Nurse leaders need to learn to work effectively within Indigenous communities and with Indigenous leaders. The first step is to be open and willing to understand Indigenous worldviews. This understanding requires nurses to acknowledge the history of Indigenous people in Canada and how the leadership and decision-making structures in Indigenous communities are unique. Finally, with an openness to working with Indigenous leaders and community members, nurses can build respectful, ethical, and meaningful relationships that will ultimately benefit the health of all people.
After completing this chapter, you should now be able to:
- Identify the differences between your own worldviews and Indigenous worldviews.
- Critique how different worldviews affect leadership decisions.
- Recognize Indigenous leadership structures within Indigenous communities.
- Describe the advantages of working with Indigenous community members.
- Imagine yourself as a non-Indigenous leader who wants to effect a change in an Indigenous community. Read Ermine’s (2007) concept of ethical space and discuss with your classmates how you would respectfully negotiate the work that you want to do with the community leadership team.
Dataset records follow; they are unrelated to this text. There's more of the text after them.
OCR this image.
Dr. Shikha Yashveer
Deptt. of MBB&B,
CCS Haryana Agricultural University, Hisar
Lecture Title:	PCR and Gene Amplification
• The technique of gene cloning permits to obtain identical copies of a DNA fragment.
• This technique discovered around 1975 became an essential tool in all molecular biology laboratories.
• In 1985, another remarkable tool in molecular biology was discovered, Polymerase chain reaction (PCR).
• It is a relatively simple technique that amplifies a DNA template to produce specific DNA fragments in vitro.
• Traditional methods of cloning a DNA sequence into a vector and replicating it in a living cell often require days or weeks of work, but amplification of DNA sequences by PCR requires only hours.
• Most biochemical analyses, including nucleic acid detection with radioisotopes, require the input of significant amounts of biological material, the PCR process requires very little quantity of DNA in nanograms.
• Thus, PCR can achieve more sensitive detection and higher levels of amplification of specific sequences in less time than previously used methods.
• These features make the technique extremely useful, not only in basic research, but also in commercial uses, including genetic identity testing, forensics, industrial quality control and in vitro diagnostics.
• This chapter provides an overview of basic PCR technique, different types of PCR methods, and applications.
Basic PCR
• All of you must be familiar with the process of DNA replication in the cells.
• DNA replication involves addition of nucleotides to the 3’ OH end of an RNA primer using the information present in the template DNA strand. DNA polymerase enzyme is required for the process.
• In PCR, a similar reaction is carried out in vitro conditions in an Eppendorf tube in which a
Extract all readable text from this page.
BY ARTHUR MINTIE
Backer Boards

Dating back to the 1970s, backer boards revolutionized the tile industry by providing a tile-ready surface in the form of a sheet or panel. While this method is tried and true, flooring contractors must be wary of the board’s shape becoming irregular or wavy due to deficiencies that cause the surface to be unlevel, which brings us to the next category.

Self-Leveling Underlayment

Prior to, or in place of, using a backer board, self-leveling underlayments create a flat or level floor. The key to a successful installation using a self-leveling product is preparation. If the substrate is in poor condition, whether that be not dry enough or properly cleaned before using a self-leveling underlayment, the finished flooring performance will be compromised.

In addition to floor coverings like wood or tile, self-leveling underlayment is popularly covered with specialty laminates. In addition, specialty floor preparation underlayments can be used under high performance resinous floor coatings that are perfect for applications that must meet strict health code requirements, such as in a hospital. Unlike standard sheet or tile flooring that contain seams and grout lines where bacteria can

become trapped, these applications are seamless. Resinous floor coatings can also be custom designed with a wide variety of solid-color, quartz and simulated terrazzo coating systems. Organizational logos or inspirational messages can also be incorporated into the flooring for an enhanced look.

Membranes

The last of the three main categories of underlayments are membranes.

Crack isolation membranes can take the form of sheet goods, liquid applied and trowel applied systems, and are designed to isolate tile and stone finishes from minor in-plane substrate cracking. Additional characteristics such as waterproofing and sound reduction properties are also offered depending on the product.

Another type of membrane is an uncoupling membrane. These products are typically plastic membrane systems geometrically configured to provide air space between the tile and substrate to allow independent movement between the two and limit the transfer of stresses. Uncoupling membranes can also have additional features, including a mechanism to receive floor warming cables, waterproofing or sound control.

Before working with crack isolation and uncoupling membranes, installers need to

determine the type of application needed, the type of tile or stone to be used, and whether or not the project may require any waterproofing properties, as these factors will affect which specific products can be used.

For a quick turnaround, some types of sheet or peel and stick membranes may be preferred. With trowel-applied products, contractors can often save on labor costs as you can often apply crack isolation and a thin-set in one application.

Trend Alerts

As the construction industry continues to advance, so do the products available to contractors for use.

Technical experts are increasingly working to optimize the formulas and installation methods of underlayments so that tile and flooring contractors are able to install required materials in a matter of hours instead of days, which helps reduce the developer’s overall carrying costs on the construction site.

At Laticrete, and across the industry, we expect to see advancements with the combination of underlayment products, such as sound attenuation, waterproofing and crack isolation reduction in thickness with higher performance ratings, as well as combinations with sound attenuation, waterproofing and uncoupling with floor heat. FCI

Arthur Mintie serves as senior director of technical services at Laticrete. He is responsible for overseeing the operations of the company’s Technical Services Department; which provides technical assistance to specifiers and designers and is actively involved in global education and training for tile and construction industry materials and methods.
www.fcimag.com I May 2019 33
- Read the Executive Summary of the CIHR Guidelines for Health Research Involving Aboriginal People (2007–2010) and explore and discuss with your classmates how the 15 articles in the document can be applied to a leadership setting.
- In the Truth and Reconciliation Commission’s summary of its final report, Honouring the Truth, Reconciling for the Future, locate the section on health (pp. 205-211) and discuss with your classmates how you can make these calls to action come alive in your future work as a nurse leader.
- Research how many treaties exist in Canada. Which treaty had negotiated the treaty right to health?